Detrás del fenómeno no hay una única explicación, sino una combinación de factores que se superponen.
Para la Provincia, el problema está en los costos financieros del sistema de pagos, que en un contexto de caída de la actividad empujan a los comercios a buscar alternativas para sostener márgenes.
Otras miradas, en cambio, ponen el foco en los incentivos. Desde esa perspectiva, el uso de efectivo no es neutro y puede derivar en menor facturación.

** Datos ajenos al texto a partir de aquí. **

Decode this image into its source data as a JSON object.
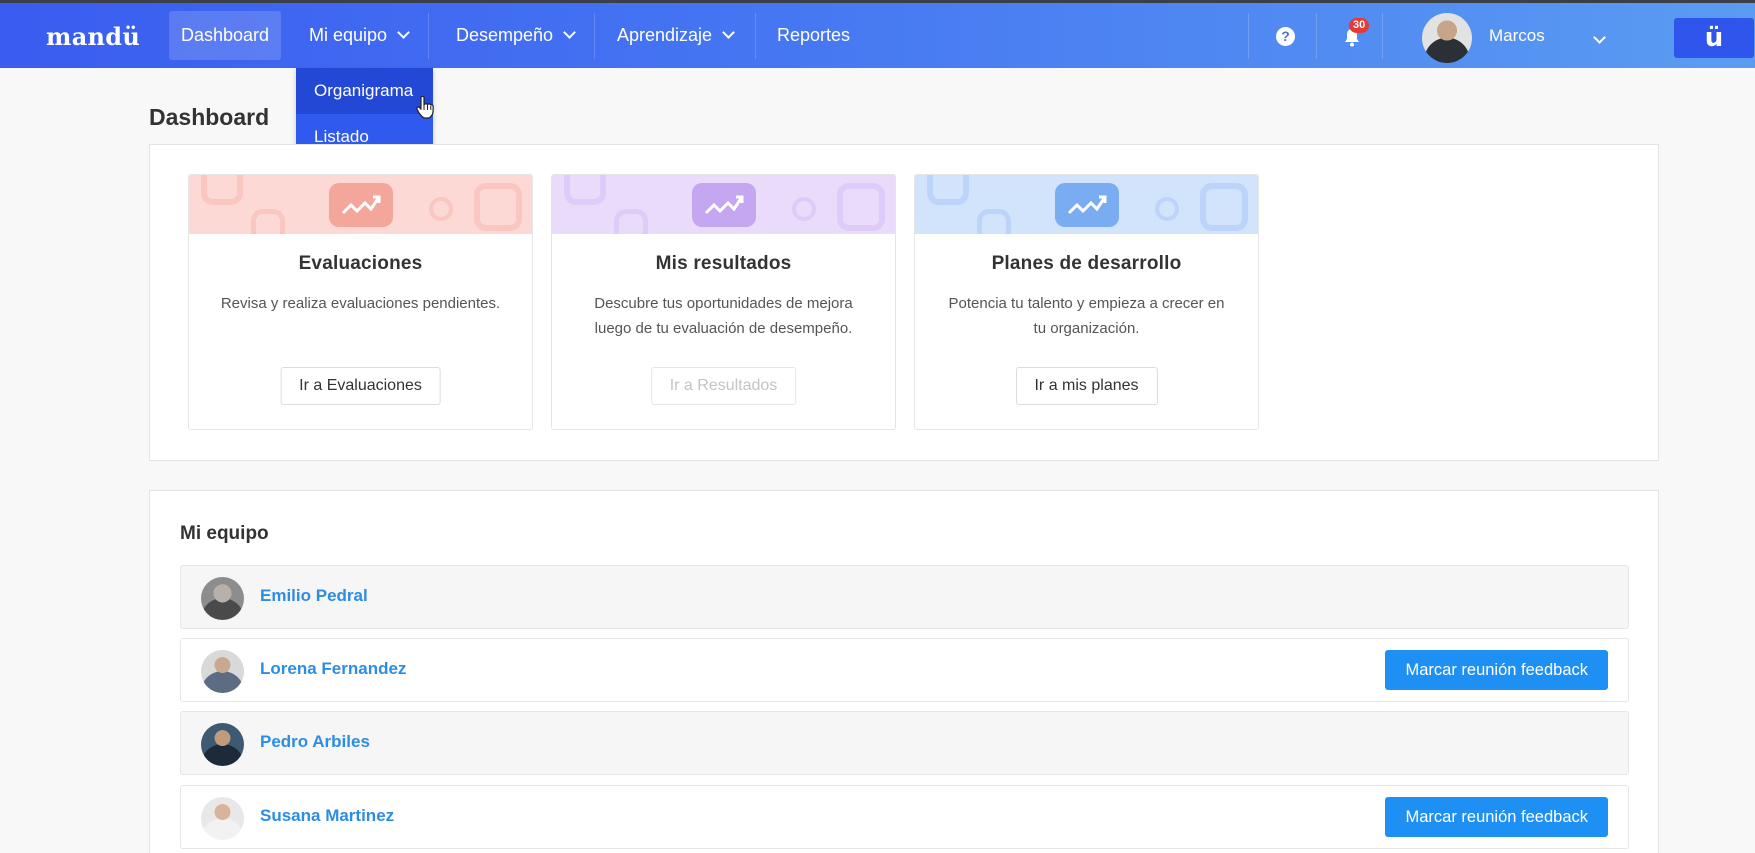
{
  "brand": {
    "logo_text": "mandü",
    "corner_badge": "ü"
  },
  "nav": {
    "items": [
      {
        "label": "Dashboard",
        "active": true
      },
      {
        "label": "Mi equipo",
        "has_dropdown": true
      },
      {
        "label": "Desempeño",
        "has_dropdown": true
      },
      {
        "label": "Aprendizaje",
        "has_dropdown": true
      },
      {
        "label": "Reportes"
      }
    ],
    "help_icon": "?",
    "notifications_count": "30",
    "user_name": "Marcos"
  },
  "dropdown": {
    "items": [
      {
        "label": "Organigrama",
        "hovered": true
      },
      {
        "label": "Listado"
      }
    ]
  },
  "page": {
    "title": "Dashboard",
    "cards": [
      {
        "title": "Evaluaciones",
        "description": "Revisa y realiza evaluaciones pendientes.",
        "button": "Ir a Evaluaciones",
        "button_disabled": false,
        "banner_color": "#fdd9d6",
        "box_color": "#f5a69b"
      },
      {
        "title": "Mis resultados",
        "description": "Descubre tus oportunidades de mejora luego de tu evaluación de desempeño.",
        "button": "Ir a Resultados",
        "button_disabled": true,
        "banner_color": "#e9dcfb",
        "box_color": "#c5a6f1"
      },
      {
        "title": "Planes de desarrollo",
        "description": "Potencia tu talento y empieza a crecer en tu organización.",
        "button": "Ir a mis planes",
        "button_disabled": false,
        "banner_color": "#d2e3fc",
        "box_color": "#79acf1"
      }
    ],
    "team": {
      "title": "Mi equipo",
      "members": [
        {
          "name": "Emilio Pedral",
          "feedback_button": null
        },
        {
          "name": "Lorena Fernandez",
          "feedback_button": "Marcar reunión feedback"
        },
        {
          "name": "Pedro Arbiles",
          "feedback_button": null
        },
        {
          "name": "Susana Martinez",
          "feedback_button": "Marcar reunión feedback"
        }
      ]
    }
  }
}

Entre ambas posiciones aparece un punto intermedio: el efectivo no es en sí mismo sinónimo de evasión, pero sí puede convertirse en una herramienta funcional cuando los costos, la presión fiscal y la caída del consumo generan incentivos para salir del circuito formal.
En ese marco, el regreso de los descuentos por pago en efectivo parece responder menos a una sola causa que a un equilibrio inestable entre costos, cultura económica y necesidad de supervivencia.